Sparì per qualche istante e tornò con una foto. “Era tra le pagine di un libro che apparteneva a Hillel,” mi spiegò. Era la famosa fotografia di Woody, Hillel, Alexandra e me, adolescenti a Oak Park.
“Cosa è successo tra Alexandra e te?” chiese zio Saul.
“Lascia perdere,” risposi.
“Markie, tu sai quanto io apprezzi la tua presenza qui. Ma certe volte mi preoccupo. Dovresti uscire di più, svagarti. Avere un’amichetta...”
“Non preoccuparti, zio Saul.”
Gli tesi la foto per restituirgliela.
“No, tienila tu,” mi disse. “Dietro c’è scritto qualcosa.”
Girai la foto e riconobbi la scrittura. Alexandra aveva scritto: Vi amo, Goldman.

4.

A Boca Raton, in quel marzo 2012 in cui ritrovavo Alexandra, cominciai a rubare ogni mattina il suo cane, Duke. Lo conducevo a casa mia, dove passava tutta la giornata accanto a me, e la sera lo riportavo nella villa di Kevin Legendre.

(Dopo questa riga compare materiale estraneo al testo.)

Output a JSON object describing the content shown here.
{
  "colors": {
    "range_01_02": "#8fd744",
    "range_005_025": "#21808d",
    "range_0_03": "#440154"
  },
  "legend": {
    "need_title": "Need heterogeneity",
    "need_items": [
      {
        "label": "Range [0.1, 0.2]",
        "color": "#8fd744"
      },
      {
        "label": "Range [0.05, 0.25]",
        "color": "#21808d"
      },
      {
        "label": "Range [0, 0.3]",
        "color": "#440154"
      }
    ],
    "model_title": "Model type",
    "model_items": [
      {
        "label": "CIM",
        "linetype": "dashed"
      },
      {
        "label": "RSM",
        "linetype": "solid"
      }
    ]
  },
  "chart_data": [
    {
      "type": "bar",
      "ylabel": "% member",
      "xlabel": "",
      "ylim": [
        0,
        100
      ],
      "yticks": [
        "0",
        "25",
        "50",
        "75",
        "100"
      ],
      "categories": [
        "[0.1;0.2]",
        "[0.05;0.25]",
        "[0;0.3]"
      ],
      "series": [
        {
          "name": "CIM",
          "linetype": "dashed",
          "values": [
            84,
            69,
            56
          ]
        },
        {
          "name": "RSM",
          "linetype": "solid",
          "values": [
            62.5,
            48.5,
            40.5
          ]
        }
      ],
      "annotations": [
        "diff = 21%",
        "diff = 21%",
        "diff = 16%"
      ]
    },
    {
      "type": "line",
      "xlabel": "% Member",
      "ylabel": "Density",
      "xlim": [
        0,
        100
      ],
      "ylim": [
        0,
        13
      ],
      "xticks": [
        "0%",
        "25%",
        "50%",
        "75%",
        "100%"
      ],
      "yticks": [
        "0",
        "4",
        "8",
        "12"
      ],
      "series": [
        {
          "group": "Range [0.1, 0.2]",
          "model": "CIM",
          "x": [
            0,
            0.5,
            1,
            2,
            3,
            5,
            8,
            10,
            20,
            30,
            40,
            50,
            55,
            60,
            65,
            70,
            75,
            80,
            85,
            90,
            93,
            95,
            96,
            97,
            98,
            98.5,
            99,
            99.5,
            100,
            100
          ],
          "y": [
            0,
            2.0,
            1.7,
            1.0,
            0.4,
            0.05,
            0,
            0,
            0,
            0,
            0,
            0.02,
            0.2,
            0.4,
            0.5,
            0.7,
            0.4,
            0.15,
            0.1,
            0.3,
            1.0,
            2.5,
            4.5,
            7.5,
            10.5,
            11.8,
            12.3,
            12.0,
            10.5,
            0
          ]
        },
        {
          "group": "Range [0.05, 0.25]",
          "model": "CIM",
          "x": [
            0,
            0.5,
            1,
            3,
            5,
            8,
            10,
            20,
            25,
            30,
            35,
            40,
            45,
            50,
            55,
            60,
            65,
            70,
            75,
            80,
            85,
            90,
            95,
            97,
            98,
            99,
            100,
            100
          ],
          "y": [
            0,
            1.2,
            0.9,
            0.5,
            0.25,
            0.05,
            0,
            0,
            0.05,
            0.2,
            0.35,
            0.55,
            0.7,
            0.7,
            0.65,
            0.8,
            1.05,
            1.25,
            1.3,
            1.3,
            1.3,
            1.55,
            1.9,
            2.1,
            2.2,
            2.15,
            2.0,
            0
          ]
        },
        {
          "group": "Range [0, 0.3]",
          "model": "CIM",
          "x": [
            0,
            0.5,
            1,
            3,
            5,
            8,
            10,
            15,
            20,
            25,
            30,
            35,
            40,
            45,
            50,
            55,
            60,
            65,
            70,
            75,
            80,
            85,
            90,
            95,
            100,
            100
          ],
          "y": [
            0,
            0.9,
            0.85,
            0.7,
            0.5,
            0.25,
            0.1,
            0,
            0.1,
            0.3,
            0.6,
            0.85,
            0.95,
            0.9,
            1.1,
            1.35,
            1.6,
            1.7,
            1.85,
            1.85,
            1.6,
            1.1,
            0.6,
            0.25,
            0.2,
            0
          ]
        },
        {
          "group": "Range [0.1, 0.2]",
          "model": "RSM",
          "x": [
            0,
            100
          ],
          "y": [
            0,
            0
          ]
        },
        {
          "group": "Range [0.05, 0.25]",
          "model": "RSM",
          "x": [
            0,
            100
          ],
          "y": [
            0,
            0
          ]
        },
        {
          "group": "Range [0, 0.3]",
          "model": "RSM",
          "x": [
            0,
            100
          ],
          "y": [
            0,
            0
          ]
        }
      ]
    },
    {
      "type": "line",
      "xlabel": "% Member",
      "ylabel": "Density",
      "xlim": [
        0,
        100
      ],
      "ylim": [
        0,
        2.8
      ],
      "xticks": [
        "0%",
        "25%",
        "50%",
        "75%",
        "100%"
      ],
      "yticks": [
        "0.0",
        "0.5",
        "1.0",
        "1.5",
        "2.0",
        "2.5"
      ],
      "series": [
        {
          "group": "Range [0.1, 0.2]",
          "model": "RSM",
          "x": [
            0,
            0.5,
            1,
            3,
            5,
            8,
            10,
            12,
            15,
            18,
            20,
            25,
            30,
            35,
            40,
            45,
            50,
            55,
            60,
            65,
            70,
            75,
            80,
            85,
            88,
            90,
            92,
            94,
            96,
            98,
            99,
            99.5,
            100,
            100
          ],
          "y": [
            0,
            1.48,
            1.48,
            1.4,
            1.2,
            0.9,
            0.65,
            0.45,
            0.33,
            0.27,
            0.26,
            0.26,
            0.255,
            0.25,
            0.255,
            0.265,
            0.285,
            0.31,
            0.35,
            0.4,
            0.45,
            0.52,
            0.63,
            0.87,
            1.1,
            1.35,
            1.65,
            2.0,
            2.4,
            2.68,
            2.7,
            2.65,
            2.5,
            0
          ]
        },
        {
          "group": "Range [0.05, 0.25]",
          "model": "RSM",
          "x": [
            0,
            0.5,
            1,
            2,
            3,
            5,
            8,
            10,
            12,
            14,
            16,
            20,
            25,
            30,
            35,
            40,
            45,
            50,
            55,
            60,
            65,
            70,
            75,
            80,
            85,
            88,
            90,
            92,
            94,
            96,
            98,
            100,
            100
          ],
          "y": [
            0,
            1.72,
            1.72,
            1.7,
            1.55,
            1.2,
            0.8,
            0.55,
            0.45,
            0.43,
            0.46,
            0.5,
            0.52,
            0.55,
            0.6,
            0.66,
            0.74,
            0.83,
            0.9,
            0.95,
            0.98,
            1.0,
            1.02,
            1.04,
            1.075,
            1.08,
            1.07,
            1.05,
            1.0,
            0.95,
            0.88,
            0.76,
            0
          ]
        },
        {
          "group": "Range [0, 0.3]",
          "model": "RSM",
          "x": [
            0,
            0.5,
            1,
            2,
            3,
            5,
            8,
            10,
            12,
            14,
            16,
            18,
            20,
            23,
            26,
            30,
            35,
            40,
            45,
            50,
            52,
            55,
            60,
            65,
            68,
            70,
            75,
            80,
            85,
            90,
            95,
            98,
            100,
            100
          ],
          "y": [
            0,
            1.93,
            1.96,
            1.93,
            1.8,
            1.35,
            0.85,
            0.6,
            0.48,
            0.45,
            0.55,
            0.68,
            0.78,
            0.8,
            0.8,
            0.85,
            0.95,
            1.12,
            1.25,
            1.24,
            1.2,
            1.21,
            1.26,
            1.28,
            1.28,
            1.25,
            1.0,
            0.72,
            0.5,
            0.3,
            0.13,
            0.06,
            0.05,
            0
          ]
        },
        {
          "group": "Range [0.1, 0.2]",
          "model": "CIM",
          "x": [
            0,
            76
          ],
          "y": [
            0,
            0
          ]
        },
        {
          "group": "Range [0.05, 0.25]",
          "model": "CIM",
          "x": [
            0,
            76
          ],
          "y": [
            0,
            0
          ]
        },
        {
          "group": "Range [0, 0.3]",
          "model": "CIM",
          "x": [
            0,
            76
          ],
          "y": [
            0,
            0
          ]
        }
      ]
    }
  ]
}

Il cane si trovava così bene con me che, a un certo punto, cominciò ad aspettarmi davanti alla cinta della proprietà di Kevin. Io arrivavo la mattina presto e lo trovavo già lì, accucciato a sbirciare la strada in attesa della mia venuta. Appena scendevo dalla macchina, mi si precipitava addosso e manifestava la sua gioia tentando di leccarmi la faccia mentre mi chinavo per accarezzarlo. Quando aprivo il baule, lui saltava allegramente dentro, e ce la svignavamo a gran velocità per passare la giornata insieme, a casa mia. Poi, non riuscendo più a resistere all’attesa, Duke cominciò a venire da solo. Ogni giorno, alle sei, si annunciava uggiolando davanti alla mia porta, con una puntualità che nessun umano potrebbe mai avere.
Insieme ci divertivamo un sacco. Gli comprai tutto l’armamentario dei cani felici: palline di gomma, balocchi da mordicchiare, cibo, ciotole, biscottini, plaid per farlo riposare comodo. Al tramonto lo riportavo a casa, e lì ritrovavamo, tutt’e due con la stessa gioia, Alexandra.
Dapprima quegli incontri furono brevi. Alexandra mi ringraziava, si scusava per il disturbo e mi congedava, senza neanche invitarmi a entrare.
Una sera, però, lei non era in casa. E ad accogliere me e a riprendersi Duke fu quel guastafeste tutto muscoli di Kevin. “Alex non c’è,” mi disse, in tono amichevole. Quando stavo per andarmene, dopo avergli chiesto di salutarla da parte mia, mi propose di restare a cena con lui. Accettai. E devo proprio dire che passammo una serata molto piacevole. Kevin aveva qualcosa di particolarmente simpatico: un inatteso lato da bravo padre di famiglia, in procinto di mettersi in pensione a trentasette anni con qualche milione sul conto in banca! Avrebbe portato i figli a scuola, allenato la loro squadra di football, organizzato dei barbecue per i compleanni. Quello che non faceva un tubo era lui, non io.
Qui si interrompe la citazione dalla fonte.